Believe it or not, the world’s toughest hill climb is biking distance from Davis. Yes, I know some of you biking know-it-alls will say Italy’s Passo di Mortirolo is the toughest, but my money is on Mixx Canyon just 20 miles southwest of Davis.
In 4.8 miles, Mixx goes from the valley to the top of a Coast Range mountain. Since the first two miles are reasonably flat, the vast majority of the 2,200-foot climb is crammed into a tad over 2 miles.
Feeling ready for the challenge? Here’s how. Ride out to Pleasants Valley Road. One mile south of Cantelow Road is Mixx Canyon. The street sign might be missing, but it is the first road south of Cantelow. Can’t miss it.
The first mile is pleasant rolling hills, every tenth-mile is ticked off by markers on the side of the road. At mile 1, you’ll encounter the first hill. “Oh, Matt,” I hear you say, “this is your famous Mixx? You are a weenie.”
At mile 2, you’ve calculated that you are 40 percent of the way there, the tenth-mile markers are clicking by quickly, and you are feeling good. You say to yourself that you’re a stronger cyclist than you thought.
The grade steepens enough so you need to shift into the smallest front chain ring. But even this is good news because you live in Davis and have never, ever had to shift into the small chain ring; the novelty is invigorating.
Suddenly, you turn a corner and the road steepens. Think orchard ladder. Out of your 27 gears, you can’t ram it into the first one fast enough. A turkey vulture hunches in the road, and in the back of your mind, you wonder about omens and symbolism. You uneasily laugh it off and are at mile 2.5.
Mile 3 comes and there is a sharp turn that is reminiscent of a corkscrew. You curse three people at this point. One, the sadistic engineer who designed this road. Two, the bike salesman who didn’t sell you a lower gear. Three, me who dangled Mixx Canyon in such a fashion that you had no choice but to try it.
The good news is this is as steep as it gets. The bad news is you have a bit over a mile of this grade. You contemplate the relativity of space and time because those tenth-mile markers are no longer clicking by. Wasn’t the last one you passed mile 3.6? Why is this next one 3.6? Arrgghh!!!
I’m guessing the grade here is minimally 20 percent. It doesn’t matter. All that matters is that it is steep and long. At mile 4, you’ve had it. Your knees are cursing you. You need to turn back.
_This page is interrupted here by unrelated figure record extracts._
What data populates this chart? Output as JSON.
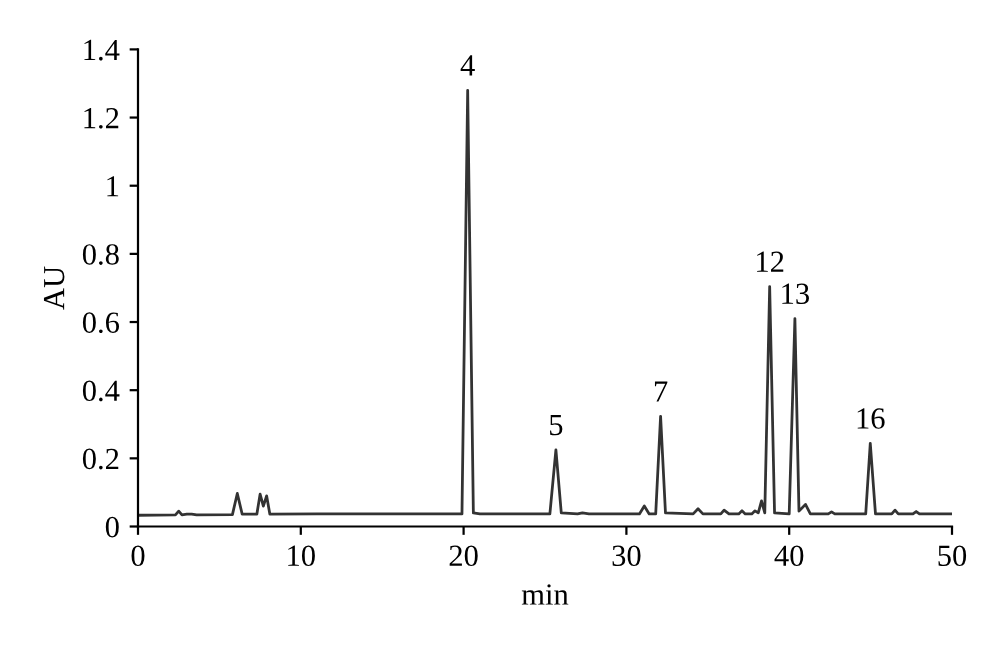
{
  "chart_data": {
    "type": "line",
    "xlabel": "min",
    "ylabel": "AU",
    "xlim": [
      0,
      50
    ],
    "ylim": [
      0,
      1.4
    ],
    "xticks": [
      0,
      10,
      20,
      30,
      40,
      50
    ],
    "yticks": [
      0,
      0.2,
      0.4,
      0.6,
      0.8,
      1,
      1.2,
      1.4
    ],
    "grid": false,
    "marker": "none",
    "line_style": "solid",
    "series": [
      {
        "color": "#333333",
        "x": [
          0,
          2.3,
          2.5,
          2.7,
          3.0,
          3.3,
          3.6,
          5.8,
          6.1,
          6.4,
          7.3,
          7.5,
          7.7,
          7.9,
          8.1,
          11,
          19.9,
          20.25,
          20.6,
          21,
          25.3,
          25.67,
          26.0,
          27,
          27.3,
          27.7,
          30.8,
          31.1,
          31.4,
          31.8,
          32.1,
          32.4,
          34.1,
          34.4,
          34.7,
          35.8,
          36.0,
          36.3,
          36.9,
          37.1,
          37.3,
          37.7,
          37.9,
          38.1,
          38.3,
          38.5,
          38.8,
          39.1,
          40.0,
          40.35,
          40.6,
          41.0,
          41.3,
          42.4,
          42.6,
          42.8,
          44.7,
          44.98,
          45.3,
          46.3,
          46.5,
          46.7,
          47.6,
          47.8,
          48,
          50
        ],
        "values": [
          0.033,
          0.034,
          0.045,
          0.034,
          0.036,
          0.036,
          0.034,
          0.035,
          0.097,
          0.036,
          0.036,
          0.095,
          0.06,
          0.09,
          0.036,
          0.037,
          0.037,
          1.28,
          0.04,
          0.037,
          0.037,
          0.225,
          0.04,
          0.037,
          0.04,
          0.037,
          0.037,
          0.06,
          0.037,
          0.037,
          0.323,
          0.04,
          0.037,
          0.052,
          0.037,
          0.037,
          0.048,
          0.037,
          0.037,
          0.046,
          0.037,
          0.037,
          0.046,
          0.04,
          0.075,
          0.04,
          0.704,
          0.04,
          0.037,
          0.61,
          0.045,
          0.065,
          0.037,
          0.037,
          0.043,
          0.037,
          0.037,
          0.244,
          0.037,
          0.037,
          0.048,
          0.037,
          0.037,
          0.044,
          0.037,
          0.037
        ]
      }
    ],
    "annotations": [
      {
        "text": "4",
        "x": 20.25,
        "y": 1.28
      },
      {
        "text": "5",
        "x": 25.67,
        "y": 0.225
      },
      {
        "text": "7",
        "x": 32.1,
        "y": 0.323
      },
      {
        "text": "12",
        "x": 38.8,
        "y": 0.704
      },
      {
        "text": "13",
        "x": 40.35,
        "y": 0.61
      },
      {
        "text": "16",
        "x": 44.98,
        "y": 0.244
      }
    ]
  }
}
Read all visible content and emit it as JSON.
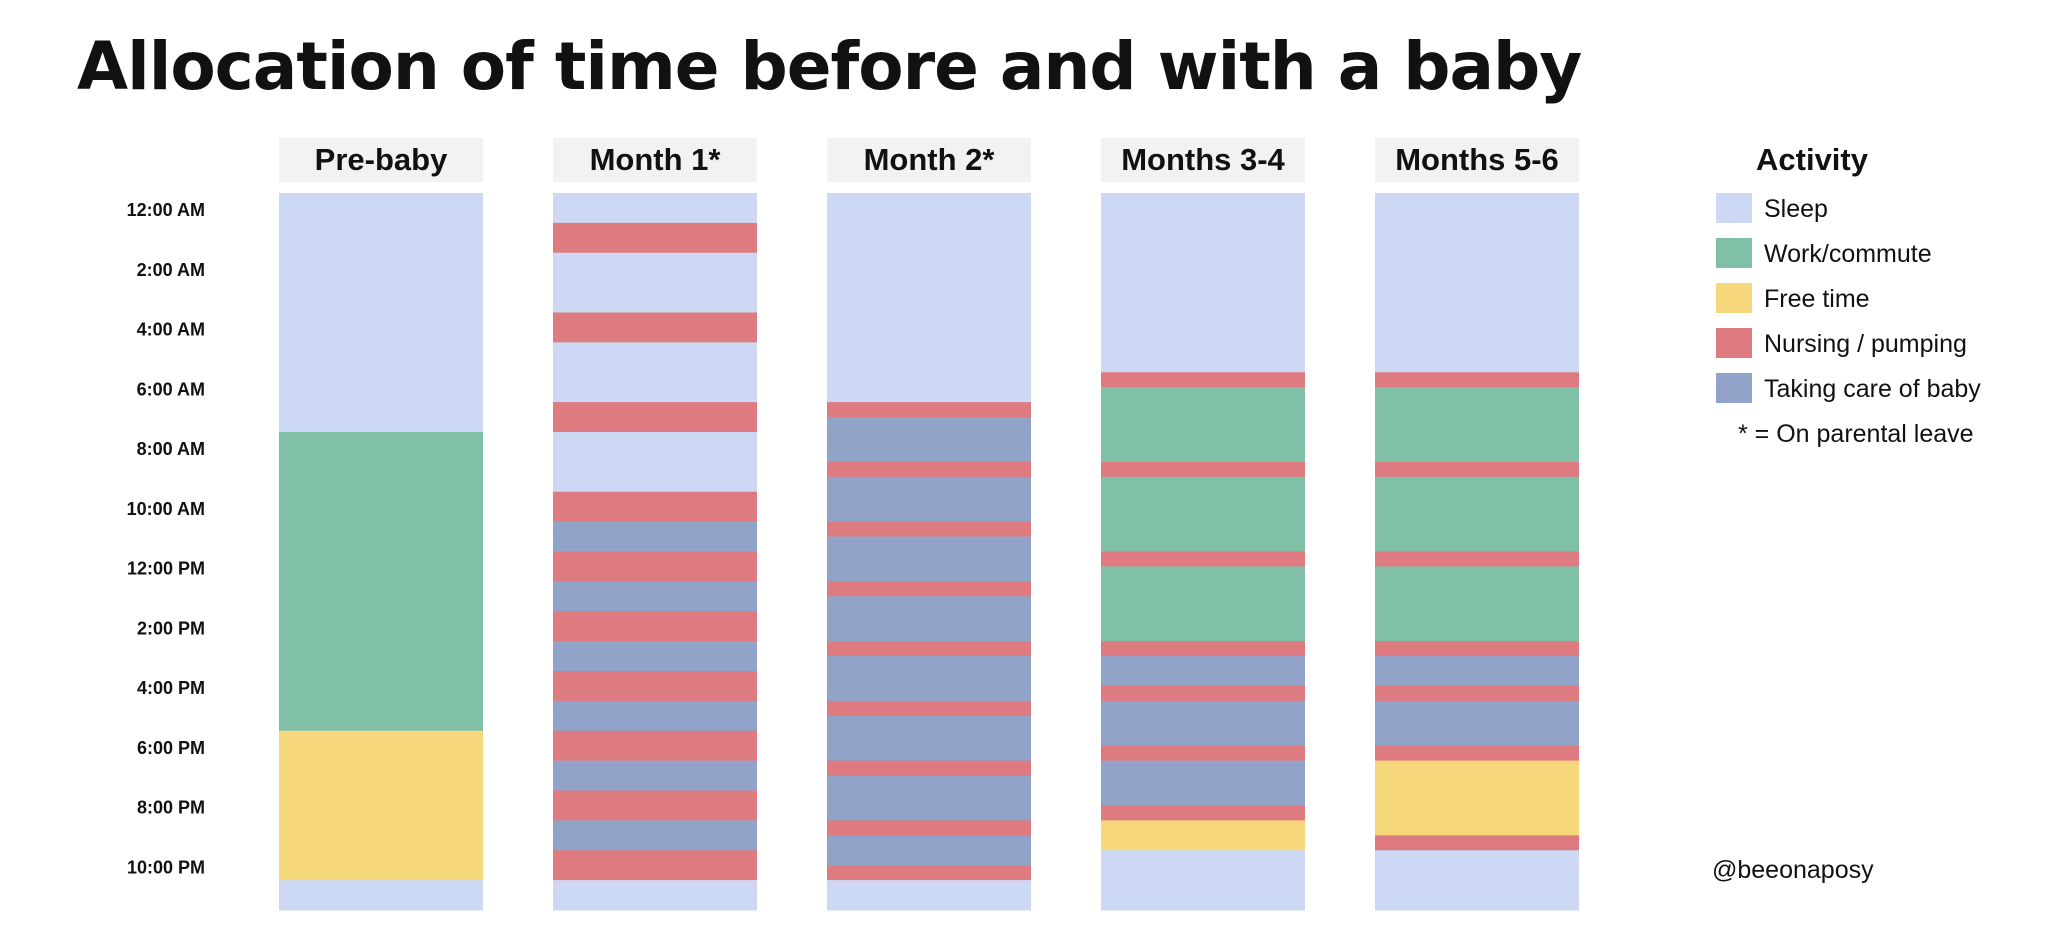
{
  "title": "Allocation of time before and with a baby",
  "credit": "@beeonaposy",
  "colors": {
    "sleep": "#cdd9f4",
    "work": "#80c0a6",
    "free": "#f7d77c",
    "nursing": "#de7b81",
    "baby": "#92a3c9",
    "header_bg": "#f2f2f2"
  },
  "chart_data": {
    "type": "stacked-timeline",
    "y_ticks": [
      "12:00 AM",
      "2:00 AM",
      "4:00 AM",
      "6:00 AM",
      "8:00 AM",
      "10:00 AM",
      "12:00 PM",
      "2:00 PM",
      "4:00 PM",
      "6:00 PM",
      "8:00 PM",
      "10:00 PM"
    ],
    "y_range_hours": [
      0,
      24
    ],
    "legend": {
      "title": "Activity",
      "items": [
        {
          "key": "sleep",
          "label": "Sleep"
        },
        {
          "key": "work",
          "label": "Work/commute"
        },
        {
          "key": "free",
          "label": "Free time"
        },
        {
          "key": "nursing",
          "label": "Nursing / pumping"
        },
        {
          "key": "baby",
          "label": "Taking care of baby"
        }
      ],
      "note": "* = On parental leave"
    },
    "columns": [
      {
        "label": "Pre-baby",
        "segments": [
          [
            0,
            8,
            "sleep"
          ],
          [
            8,
            18,
            "work"
          ],
          [
            18,
            23,
            "free"
          ],
          [
            23,
            24,
            "sleep"
          ]
        ]
      },
      {
        "label": "Month 1*",
        "segments": [
          [
            0,
            1,
            "sleep"
          ],
          [
            1,
            2,
            "nursing"
          ],
          [
            2,
            4,
            "sleep"
          ],
          [
            4,
            5,
            "nursing"
          ],
          [
            5,
            7,
            "sleep"
          ],
          [
            7,
            8,
            "nursing"
          ],
          [
            8,
            10,
            "sleep"
          ],
          [
            10,
            11,
            "nursing"
          ],
          [
            11,
            12,
            "baby"
          ],
          [
            12,
            13,
            "nursing"
          ],
          [
            13,
            14,
            "baby"
          ],
          [
            14,
            15,
            "nursing"
          ],
          [
            15,
            16,
            "baby"
          ],
          [
            16,
            17,
            "nursing"
          ],
          [
            17,
            18,
            "baby"
          ],
          [
            18,
            19,
            "nursing"
          ],
          [
            19,
            20,
            "baby"
          ],
          [
            20,
            21,
            "nursing"
          ],
          [
            21,
            22,
            "baby"
          ],
          [
            22,
            23,
            "nursing"
          ],
          [
            23,
            24,
            "sleep"
          ]
        ]
      },
      {
        "label": "Month 2*",
        "segments": [
          [
            0,
            7,
            "sleep"
          ],
          [
            7,
            7.5,
            "nursing"
          ],
          [
            7.5,
            9,
            "baby"
          ],
          [
            9,
            9.5,
            "nursing"
          ],
          [
            9.5,
            11,
            "baby"
          ],
          [
            11,
            11.5,
            "nursing"
          ],
          [
            11.5,
            13,
            "baby"
          ],
          [
            13,
            13.5,
            "nursing"
          ],
          [
            13.5,
            15,
            "baby"
          ],
          [
            15,
            15.5,
            "nursing"
          ],
          [
            15.5,
            17,
            "baby"
          ],
          [
            17,
            17.5,
            "nursing"
          ],
          [
            17.5,
            19,
            "baby"
          ],
          [
            19,
            19.5,
            "nursing"
          ],
          [
            19.5,
            21,
            "baby"
          ],
          [
            21,
            21.5,
            "nursing"
          ],
          [
            21.5,
            22.5,
            "baby"
          ],
          [
            22.5,
            23,
            "nursing"
          ],
          [
            23,
            24,
            "sleep"
          ]
        ]
      },
      {
        "label": "Months 3-4",
        "segments": [
          [
            0,
            6,
            "sleep"
          ],
          [
            6,
            6.5,
            "nursing"
          ],
          [
            6.5,
            9,
            "work"
          ],
          [
            9,
            9.5,
            "nursing"
          ],
          [
            9.5,
            12,
            "work"
          ],
          [
            12,
            12.5,
            "nursing"
          ],
          [
            12.5,
            15,
            "work"
          ],
          [
            15,
            15.5,
            "nursing"
          ],
          [
            15.5,
            16.5,
            "baby"
          ],
          [
            16.5,
            17,
            "nursing"
          ],
          [
            17,
            18.5,
            "baby"
          ],
          [
            18.5,
            19,
            "nursing"
          ],
          [
            19,
            20.5,
            "baby"
          ],
          [
            20.5,
            21,
            "nursing"
          ],
          [
            21,
            22,
            "free"
          ],
          [
            22,
            24,
            "sleep"
          ]
        ]
      },
      {
        "label": "Months 5-6",
        "segments": [
          [
            0,
            6,
            "sleep"
          ],
          [
            6,
            6.5,
            "nursing"
          ],
          [
            6.5,
            9,
            "work"
          ],
          [
            9,
            9.5,
            "nursing"
          ],
          [
            9.5,
            12,
            "work"
          ],
          [
            12,
            12.5,
            "nursing"
          ],
          [
            12.5,
            15,
            "work"
          ],
          [
            15,
            15.5,
            "nursing"
          ],
          [
            15.5,
            16.5,
            "baby"
          ],
          [
            16.5,
            17,
            "nursing"
          ],
          [
            17,
            18.5,
            "baby"
          ],
          [
            18.5,
            19,
            "nursing"
          ],
          [
            19,
            21.5,
            "free"
          ],
          [
            21.5,
            22,
            "nursing"
          ],
          [
            22,
            24,
            "sleep"
          ]
        ]
      }
    ]
  }
}
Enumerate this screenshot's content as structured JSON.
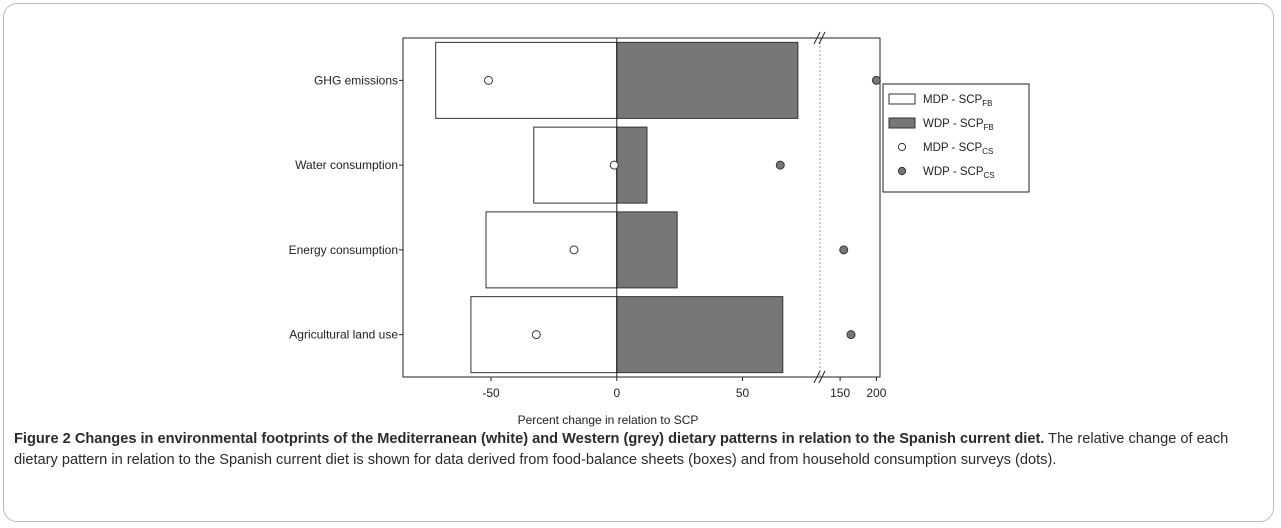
{
  "chart_data": {
    "type": "bar",
    "orientation": "horizontal",
    "categories": [
      "GHG emissions",
      "Water consumption",
      "Energy consumption",
      "Agricultural land use"
    ],
    "series": [
      {
        "name": "MDP - SCP",
        "name_sub": "FB",
        "kind": "bar",
        "color": "#ffffff",
        "values": [
          -72,
          -33,
          -52,
          -58
        ]
      },
      {
        "name": "WDP - SCP",
        "name_sub": "FB",
        "kind": "bar",
        "color": "#777777",
        "values": [
          72,
          12,
          24,
          66
        ]
      },
      {
        "name": "MDP - SCP",
        "name_sub": "CS",
        "kind": "dot",
        "color": "#ffffff",
        "values": [
          -51,
          -1,
          -17,
          -32
        ]
      },
      {
        "name": "WDP - SCP",
        "name_sub": "CS",
        "kind": "dot",
        "color": "#777777",
        "values": [
          200,
          65,
          155,
          165
        ]
      }
    ],
    "x_axis": {
      "label": "Percent change in relation to SCP",
      "segments": [
        {
          "range": [
            -85,
            80
          ],
          "ticks": [
            -50,
            0,
            50
          ]
        },
        {
          "range": [
            125,
            205
          ],
          "ticks": [
            150,
            200
          ]
        }
      ],
      "break": true
    },
    "reference_line": 0,
    "legend_position": "top-right",
    "grid": false
  },
  "caption": {
    "title": "Figure 2 Changes in environmental footprints of the Mediterranean (white) and Western (grey) dietary patterns in relation to the Spanish current diet.",
    "text": "The relative change of each dietary pattern in relation to the Spanish current diet is shown for data derived from food-balance sheets (boxes) and from household consumption surveys (dots)."
  }
}
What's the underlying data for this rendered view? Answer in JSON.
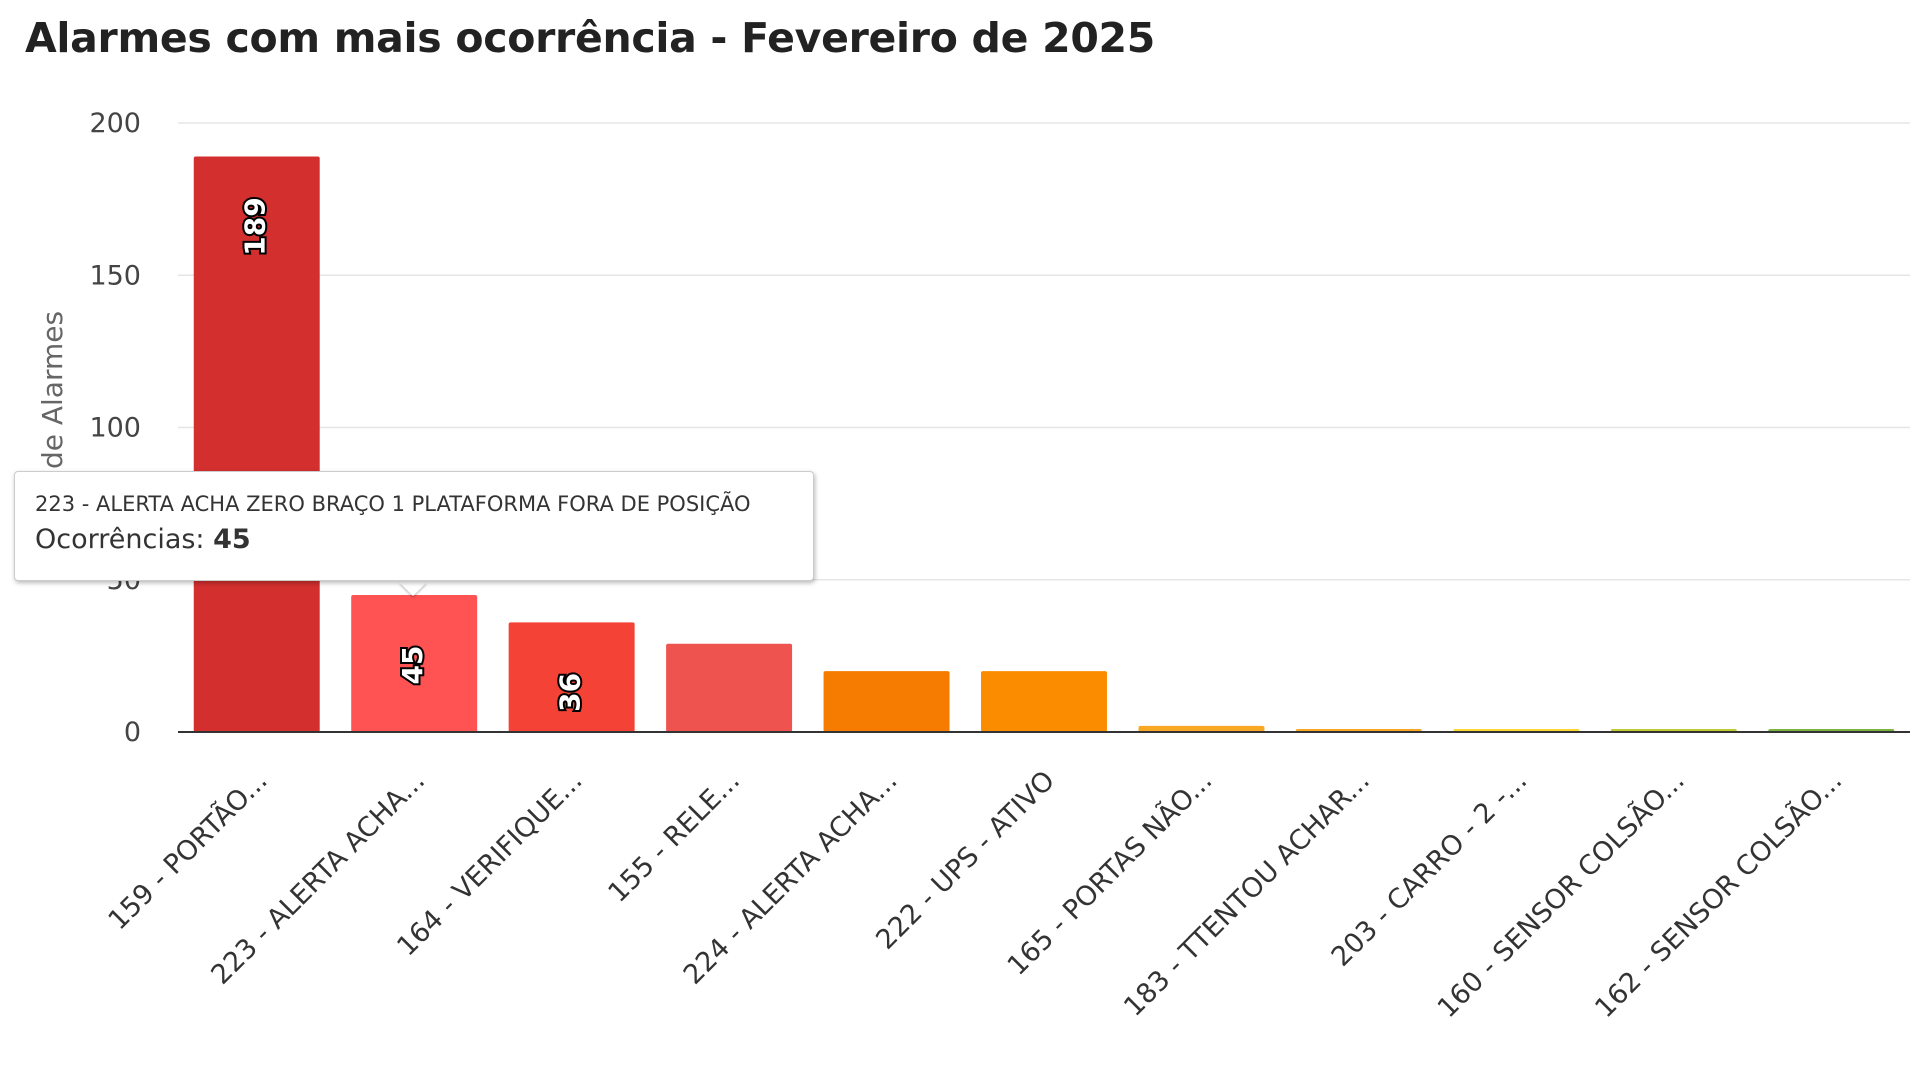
{
  "chart_data": {
    "type": "bar",
    "title": "Alarmes com mais ocorrência - Fevereiro de 2025",
    "ylabel": "de Alarmes",
    "xlabel": "",
    "ylim": [
      0,
      200
    ],
    "yticks": [
      0,
      50,
      100,
      150,
      200
    ],
    "grid": true,
    "legend": "none",
    "categories": [
      "159 - PORTÃO...",
      "223 - ALERTA ACHA...",
      "164 - VERIFIQUE...",
      "155 - RELE...",
      "224 - ALERTA ACHA...",
      "222 - UPS - ATIVO",
      "165 - PORTAS NÃO...",
      "183 - TTENTOU ACHAR...",
      "203 - CARRO - 2 -...",
      "160 - SENSOR COLSÃO...",
      "162 - SENSOR COLSÃO..."
    ],
    "values": [
      189,
      45,
      36,
      29,
      20,
      20,
      2,
      1,
      1,
      1,
      1
    ],
    "data_labels": [
      "189",
      "45",
      "36",
      "",
      "",
      "",
      "",
      "",
      "",
      "",
      ""
    ],
    "colors": [
      "#d32f2f",
      "#ff5252",
      "#f44336",
      "#ef5350",
      "#f57c00",
      "#fb8c00",
      "#f9a825",
      "#f9a825",
      "#fdd835",
      "#c0ca33",
      "#7cb342"
    ],
    "axis_color": "#333333",
    "grid_color": "#e6e6e6"
  },
  "tooltip": {
    "title": "223 - ALERTA ACHA ZERO BRAÇO 1 PLATAFORMA FORA DE POSIÇÃO",
    "label": "Ocorrências: ",
    "value": "45"
  }
}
You must turn back because every 20 rotations equals one additional ibuprofen you’ll need if you ever make it home. But you can’t turn back because you are stubborn and prideful, and bragging rights trumps a visit to the physical therapist.
Finally, the end is in sight. You don’t sprint because something might explode: heart, lungs, knees, all of the above. And you arrive at the end of the road. You did it. You may have begun brash, but now you are one of us: humbled.
The great thing about mountains is the downhill reward. But not Mixx. There is no reward. The downhill is steep, tortuous and narrow. You have to ride the brakes practically the whole way down.
One last Mixx present: Occasionally the wheels get so hot from the brakes that innertubes fail. Bring two extra.
Mixx Canyon. Davis’ own extreme bike ride. Don’t say I didn’t warn you.